Industrial production of aluminium is by electrochemical reduction in a fluoride based molten salt with dissolved alumina at 960 °C. The materials challenges in the process are extensive, including many different chemical and electrochemical mechanisms.
Carbon anodes are important for the electrochemical process as they are consumed in the electrochemical reaction, mainly through formation of CO2. For anodes, among others, it is important to avoid soot formation as this affects the electrolyte negatively and cause excess carbon consumption. Further, the anodes should have low anodic overpotential to reduce energy consumption. Materials properties important for good anode performance are subject to investigations in CaRMa.
Graphite cathodes are in principle inert in the electrochemical process; however, conditions in the cell cause significant erosion in some areas of the cathode. CaRMA focus on understanding conditions and materials properties related to reduced lifetime of the cathodes.

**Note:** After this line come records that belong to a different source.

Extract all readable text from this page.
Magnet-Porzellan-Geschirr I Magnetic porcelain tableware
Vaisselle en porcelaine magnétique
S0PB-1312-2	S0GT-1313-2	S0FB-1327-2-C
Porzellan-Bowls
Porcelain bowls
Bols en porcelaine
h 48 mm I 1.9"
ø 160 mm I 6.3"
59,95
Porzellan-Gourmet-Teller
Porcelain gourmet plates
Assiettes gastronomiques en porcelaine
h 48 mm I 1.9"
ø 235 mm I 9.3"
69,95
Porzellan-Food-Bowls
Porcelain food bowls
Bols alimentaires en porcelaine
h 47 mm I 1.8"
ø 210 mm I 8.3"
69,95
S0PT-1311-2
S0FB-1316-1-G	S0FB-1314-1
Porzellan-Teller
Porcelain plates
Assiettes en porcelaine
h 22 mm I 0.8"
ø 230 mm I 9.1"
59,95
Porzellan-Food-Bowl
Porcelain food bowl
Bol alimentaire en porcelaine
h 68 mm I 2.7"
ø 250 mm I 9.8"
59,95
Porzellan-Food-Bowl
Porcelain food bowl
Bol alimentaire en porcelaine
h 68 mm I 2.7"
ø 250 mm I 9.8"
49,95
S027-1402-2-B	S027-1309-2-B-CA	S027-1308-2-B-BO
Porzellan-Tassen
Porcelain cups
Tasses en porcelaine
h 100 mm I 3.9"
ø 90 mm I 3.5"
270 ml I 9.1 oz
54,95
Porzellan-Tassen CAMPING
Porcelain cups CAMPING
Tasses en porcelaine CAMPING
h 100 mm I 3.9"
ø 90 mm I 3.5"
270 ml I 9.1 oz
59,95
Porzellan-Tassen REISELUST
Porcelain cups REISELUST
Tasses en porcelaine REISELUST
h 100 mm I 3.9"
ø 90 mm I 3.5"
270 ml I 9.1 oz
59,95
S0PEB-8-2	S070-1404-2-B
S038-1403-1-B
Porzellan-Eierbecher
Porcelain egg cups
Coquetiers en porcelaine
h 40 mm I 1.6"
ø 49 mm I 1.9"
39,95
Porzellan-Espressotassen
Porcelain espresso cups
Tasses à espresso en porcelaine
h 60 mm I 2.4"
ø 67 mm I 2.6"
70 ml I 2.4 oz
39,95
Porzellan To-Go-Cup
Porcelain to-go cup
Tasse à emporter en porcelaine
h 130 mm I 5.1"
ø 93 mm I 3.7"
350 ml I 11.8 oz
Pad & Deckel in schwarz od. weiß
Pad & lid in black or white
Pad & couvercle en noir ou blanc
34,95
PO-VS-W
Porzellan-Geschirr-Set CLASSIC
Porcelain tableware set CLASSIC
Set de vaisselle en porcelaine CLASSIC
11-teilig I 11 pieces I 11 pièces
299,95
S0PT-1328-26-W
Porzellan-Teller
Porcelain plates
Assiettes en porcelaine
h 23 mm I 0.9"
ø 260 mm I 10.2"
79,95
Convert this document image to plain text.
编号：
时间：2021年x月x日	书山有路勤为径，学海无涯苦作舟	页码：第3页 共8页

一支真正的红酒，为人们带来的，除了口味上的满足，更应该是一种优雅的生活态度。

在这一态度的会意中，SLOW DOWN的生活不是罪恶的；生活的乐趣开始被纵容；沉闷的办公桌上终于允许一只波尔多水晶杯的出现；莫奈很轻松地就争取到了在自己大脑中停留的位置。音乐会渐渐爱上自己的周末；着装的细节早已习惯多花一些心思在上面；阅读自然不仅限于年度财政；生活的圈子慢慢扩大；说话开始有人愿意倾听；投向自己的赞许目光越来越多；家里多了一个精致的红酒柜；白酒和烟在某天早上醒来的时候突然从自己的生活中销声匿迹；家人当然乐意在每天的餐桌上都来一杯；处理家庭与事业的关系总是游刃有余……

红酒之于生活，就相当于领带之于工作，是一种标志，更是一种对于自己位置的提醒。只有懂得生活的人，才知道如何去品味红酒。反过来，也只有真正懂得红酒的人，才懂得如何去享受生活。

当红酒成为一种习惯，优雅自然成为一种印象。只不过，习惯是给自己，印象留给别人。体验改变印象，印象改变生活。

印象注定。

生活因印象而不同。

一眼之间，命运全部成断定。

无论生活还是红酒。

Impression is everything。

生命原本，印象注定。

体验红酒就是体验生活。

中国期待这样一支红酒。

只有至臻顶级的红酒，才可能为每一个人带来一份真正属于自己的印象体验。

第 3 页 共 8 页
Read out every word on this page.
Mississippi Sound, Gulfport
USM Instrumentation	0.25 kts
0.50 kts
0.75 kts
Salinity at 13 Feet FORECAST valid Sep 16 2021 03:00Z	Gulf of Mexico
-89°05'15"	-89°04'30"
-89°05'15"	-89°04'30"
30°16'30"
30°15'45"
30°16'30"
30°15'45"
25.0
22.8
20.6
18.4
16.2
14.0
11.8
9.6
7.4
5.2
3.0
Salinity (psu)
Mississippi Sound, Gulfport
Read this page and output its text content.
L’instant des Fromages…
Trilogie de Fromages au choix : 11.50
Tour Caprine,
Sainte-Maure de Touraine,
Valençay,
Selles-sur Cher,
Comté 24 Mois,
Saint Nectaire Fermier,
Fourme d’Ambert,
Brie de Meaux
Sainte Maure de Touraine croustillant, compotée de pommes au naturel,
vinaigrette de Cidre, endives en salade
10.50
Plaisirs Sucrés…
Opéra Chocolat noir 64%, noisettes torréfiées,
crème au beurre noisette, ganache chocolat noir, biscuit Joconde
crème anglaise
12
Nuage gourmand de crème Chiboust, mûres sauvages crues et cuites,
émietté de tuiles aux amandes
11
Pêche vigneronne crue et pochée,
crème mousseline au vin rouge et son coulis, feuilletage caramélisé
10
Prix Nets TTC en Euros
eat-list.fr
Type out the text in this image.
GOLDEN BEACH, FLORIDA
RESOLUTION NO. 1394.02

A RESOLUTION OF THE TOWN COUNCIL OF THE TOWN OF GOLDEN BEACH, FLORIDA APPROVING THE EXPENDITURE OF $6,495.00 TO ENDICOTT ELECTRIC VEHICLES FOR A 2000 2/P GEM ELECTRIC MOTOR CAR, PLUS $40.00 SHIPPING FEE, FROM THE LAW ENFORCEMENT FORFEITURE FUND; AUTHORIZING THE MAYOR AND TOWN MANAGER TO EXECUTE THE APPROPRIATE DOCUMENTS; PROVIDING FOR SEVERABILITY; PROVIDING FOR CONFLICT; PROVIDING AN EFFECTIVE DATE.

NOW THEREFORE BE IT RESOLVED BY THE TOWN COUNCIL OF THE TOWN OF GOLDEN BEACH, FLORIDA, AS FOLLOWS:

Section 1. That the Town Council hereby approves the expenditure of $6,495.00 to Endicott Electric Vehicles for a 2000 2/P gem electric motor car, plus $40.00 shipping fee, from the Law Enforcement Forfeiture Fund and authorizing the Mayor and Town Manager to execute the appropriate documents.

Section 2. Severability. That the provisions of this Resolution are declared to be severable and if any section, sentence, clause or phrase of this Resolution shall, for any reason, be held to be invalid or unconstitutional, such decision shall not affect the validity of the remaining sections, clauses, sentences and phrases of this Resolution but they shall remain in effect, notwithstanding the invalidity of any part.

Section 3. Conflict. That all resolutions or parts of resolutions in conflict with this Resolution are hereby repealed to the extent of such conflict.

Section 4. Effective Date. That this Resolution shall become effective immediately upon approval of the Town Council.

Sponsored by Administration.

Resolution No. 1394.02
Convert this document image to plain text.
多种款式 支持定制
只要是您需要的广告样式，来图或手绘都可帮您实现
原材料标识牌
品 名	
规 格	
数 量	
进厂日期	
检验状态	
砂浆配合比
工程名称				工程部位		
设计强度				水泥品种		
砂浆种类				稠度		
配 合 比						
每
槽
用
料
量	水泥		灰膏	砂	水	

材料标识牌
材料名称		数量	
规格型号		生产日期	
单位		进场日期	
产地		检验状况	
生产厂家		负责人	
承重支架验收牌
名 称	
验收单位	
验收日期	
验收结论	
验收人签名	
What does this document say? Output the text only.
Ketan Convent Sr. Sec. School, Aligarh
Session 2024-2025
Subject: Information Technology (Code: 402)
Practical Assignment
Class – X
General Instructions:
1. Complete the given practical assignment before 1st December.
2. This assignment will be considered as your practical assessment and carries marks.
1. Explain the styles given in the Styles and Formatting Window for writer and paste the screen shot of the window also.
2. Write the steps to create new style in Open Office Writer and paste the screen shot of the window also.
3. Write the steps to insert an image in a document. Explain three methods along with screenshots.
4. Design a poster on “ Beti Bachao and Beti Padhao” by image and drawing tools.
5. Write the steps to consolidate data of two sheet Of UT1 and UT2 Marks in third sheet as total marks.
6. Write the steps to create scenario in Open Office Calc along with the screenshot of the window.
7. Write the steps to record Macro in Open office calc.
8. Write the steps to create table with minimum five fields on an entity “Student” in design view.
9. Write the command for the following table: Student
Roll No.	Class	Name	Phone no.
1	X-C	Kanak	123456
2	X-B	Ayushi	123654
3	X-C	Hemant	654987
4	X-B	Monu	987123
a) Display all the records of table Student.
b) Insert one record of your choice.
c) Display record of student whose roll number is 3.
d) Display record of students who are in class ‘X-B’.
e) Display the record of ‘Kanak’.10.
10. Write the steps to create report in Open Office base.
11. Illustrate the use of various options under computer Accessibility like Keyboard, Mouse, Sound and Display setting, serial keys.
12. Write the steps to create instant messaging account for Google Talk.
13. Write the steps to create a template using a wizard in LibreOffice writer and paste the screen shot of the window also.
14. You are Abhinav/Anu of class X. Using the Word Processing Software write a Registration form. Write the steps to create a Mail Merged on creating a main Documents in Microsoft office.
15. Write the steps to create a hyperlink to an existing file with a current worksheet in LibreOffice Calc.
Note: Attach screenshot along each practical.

As the industry are striving towards lower energy consumption in the electrolysis cell, excess heat is also reduced. This requires better insulation of the cell causing the insulation materials to be exposed to more severe chemical and thermal exposure. Materials design and structural mechanisms important for sustained integrity in the cell environments are studied in CaRMa.
The carbon anodes used in aluminium electrolysis are produced in separate baking furnaces. The green anodes are made of petroleum coke, coal tar pitch and anode butts recycled from the cell. During baking the refractories in the baking furnace are subject both to chemical exposure and thermal cycling between room temperature and 1200 °C. . Conditions that affect the lifetime of the refractory materials are studied in CaRMa.
CaRMa is a joint competence building project between SINTEF and NTNU, including the education of four PhD candidates. The project is financed by the Research Council of Norway in cooperation with Alcoa, Elkem, Hydro and Skamol. The goal of the project is better fundamental understanding of material properties needed for prolonged lifetime, reduced energy consumption and lower production costs for aluminium.